The Rules of the Game

Someone asked me in email last week what I thought of James O’Keefe’s video expose of ACORN, specifically whether I thought it was unfair or distorted because O’Keefe wasn’t showing all of the videos where ACORN staff didn’t rise to the bait.

Sure, yes, that’s not fair. But don’t come complaining about cherrypicking attacks of this kind unless you’re fairly consistently against them, unless you’re first concerned with the ethics of how you use evidence. You can’t say that it’s ok for Michael Moore to do it and then complain when someone imitates his tactics. The reverse, of course, is also true: if you thought O’Keefe raised very serious questions about ACORN as a whole organization blah blah blah, then you must be very impressed with Michael Moore’s thorough and careful indictment of the health care system or of contemporary capitalism.

I would be the first to say that Moore can do some pretty funny and clever agitprop, mind you. But if we’re just talking about the aesthetics of being a provocateur, O’Keefe is no slouch. As entertainment, it all falls under the same broad heading that Jackass and Punk’d and similar sorts of latter-day Candid Camera programming, and there’s some appeal to that genre of schadenfreude. I wouldn’t want documentary or polemic to have to skew to the completely opposite end of the scale and be nothing but Ken Burns-style snoozefests, safe for the NPR pledge drive and soccer moms but of no use otherwise.

Still, if you want to treat any cherrypicked playing-to-the-peanut-galleries work as actually persuasive, though, congratulations on paving the road to Idiocracy. What bugs me more is trying to raise a selective stink about this kind of work just when it comes from political opponents.

There’s really only two ways for me to read someone who comes knocking around trying to raise the alarm at that kind of moment.

Either the only thing that really matters to the person complaining is that it’s their opponents that are doing it.
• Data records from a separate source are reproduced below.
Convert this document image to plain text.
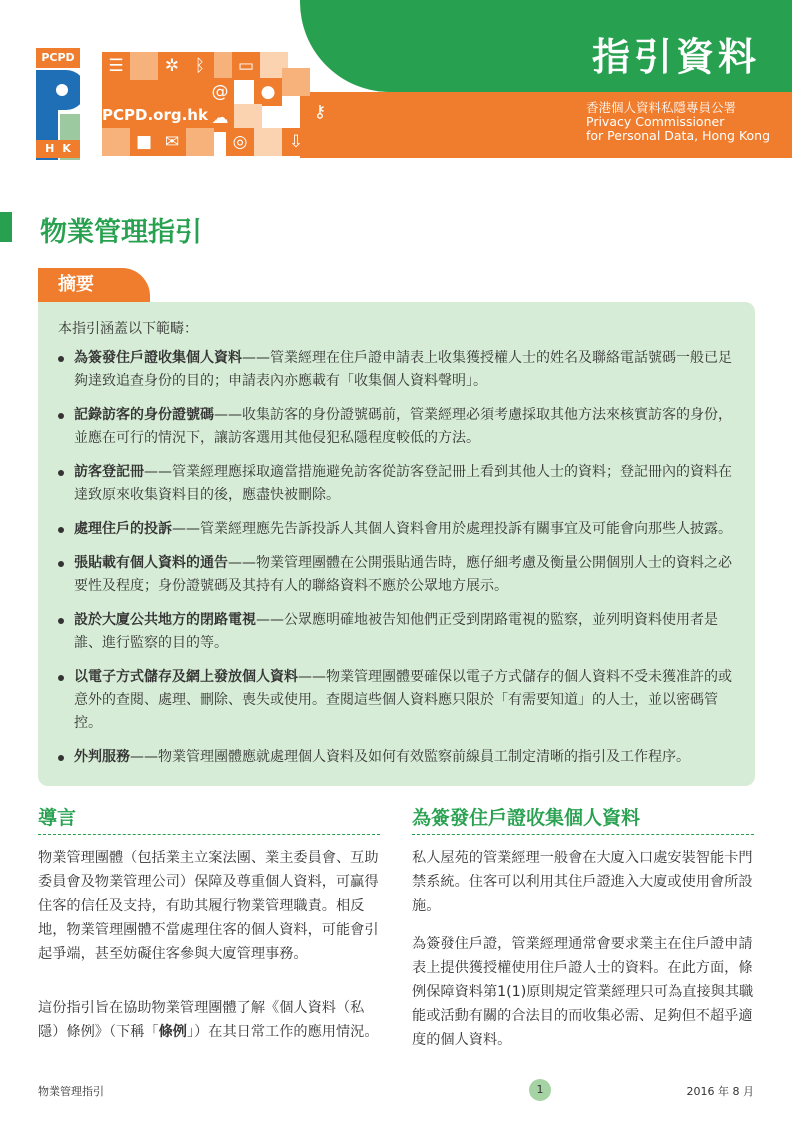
指引資料
香港個人資料私隱專員公署
Privacy Commissioner
for Personal Data, Hong Kong
PCPD
HK
☰	✲ ᛒ	▭
@	●
☁	⚷
■ ✉	◎	⇩
PCPD.org.hk
物業管理指引
摘要
本指引涵蓋以下範疇：
為簽發住戶證收集個人資料——管業經理在住戶證申請表上收集獲授權人士的姓名及聯絡電話號碼一般已足夠達致追查身份的目的；申請表內亦應載有「收集個人資料聲明」。
記錄訪客的身份證號碼——收集訪客的身份證號碼前，管業經理必須考慮採取其他方法來核實訪客的身份，並應在可行的情況下，讓訪客選用其他侵犯私隱程度較低的方法。
訪客登記冊——管業經理應採取適當措施避免訪客從訪客登記冊上看到其他人士的資料；登記冊內的資料在達致原來收集資料目的後，應盡快被刪除。
處理住戶的投訴——管業經理應先告訴投訴人其個人資料會用於處理投訴有關事宜及可能會向那些人披露。
張貼載有個人資料的通告——物業管理團體在公開張貼通告時，應仔細考慮及衡量公開個別人士的資料之必要性及程度；身份證號碼及其持有人的聯絡資料不應於公眾地方展示。
設於大廈公共地方的閉路電視——公眾應明確地被告知他們正受到閉路電視的監察，並列明資料使用者是誰、進行監察的目的等。
以電子方式儲存及網上發放個人資料——物業管理團體要確保以電子方式儲存的個人資料不受未獲准許的或意外的查閱、處理、刪除、喪失或使用。查閱這些個人資料應只限於「有需要知道」的人士，並以密碼管控。
外判服務——物業管理團體應就處理個人資料及如何有效監察前線員工制定清晰的指引及工作程序。
導言

物業管理團體（包括業主立案法團、業主委員會、互助委員會及物業管理公司）保障及尊重個人資料，可贏得住客的信任及支持，有助其履行物業管理職責。相反地，物業管理團體不當處理住客的個人資料，可能會引起爭端，甚至妨礙住客參與大廈管理事務。

這份指引旨在協助物業管理團體了解《個人資料（私隱）條例》（下稱「條例」）在其日常工作的應用情況。

為簽發住戶證收集個人資料

私人屋苑的管業經理一般會在大廈入口處安裝智能卡門禁系統。住客可以利用其住戶證進入大廈或使用會所設施。

為簽發住戶證，管業經理通常會要求業主在住戶證申請表上提供獲授權使用住戶證人士的資料。在此方面，條例保障資料第1(1)原則規定管業經理只可為直接與其職能或活動有關的合法目的而收集必需、足夠但不超乎適度的個人資料。

物業管理指引	1	2016 年 8 月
In which case, complaining about rhetorical or evidentiary standards is just an attempt to mobilize people who care more about those standards than which faction is doing it. As soon as the controversy dies down, the partisan is likely to go right back to complaining about the centrist or independent or non-aligned person who is worried first about standards of argument or about the basis for collective action and second about the content of a given political argument. So don’t come knocking on the door and pretending to be concerned if you’re just trying to concern-troll some people onto some “me-too” bandwagon.

If, on the other hand, how we argue matters, the standards for evidence matter, if the point is to maintain some kind of rigor when we’re considering collective action or making public decisions, then it needs to matter even when you’re hearing a message that’s otherwise appealing to you. You can’t get away with privately supplying the serious evidence that you personally know about if that’s wholly lacking from the polemic in question, or taking out odious manipulations in favor of imagined probity.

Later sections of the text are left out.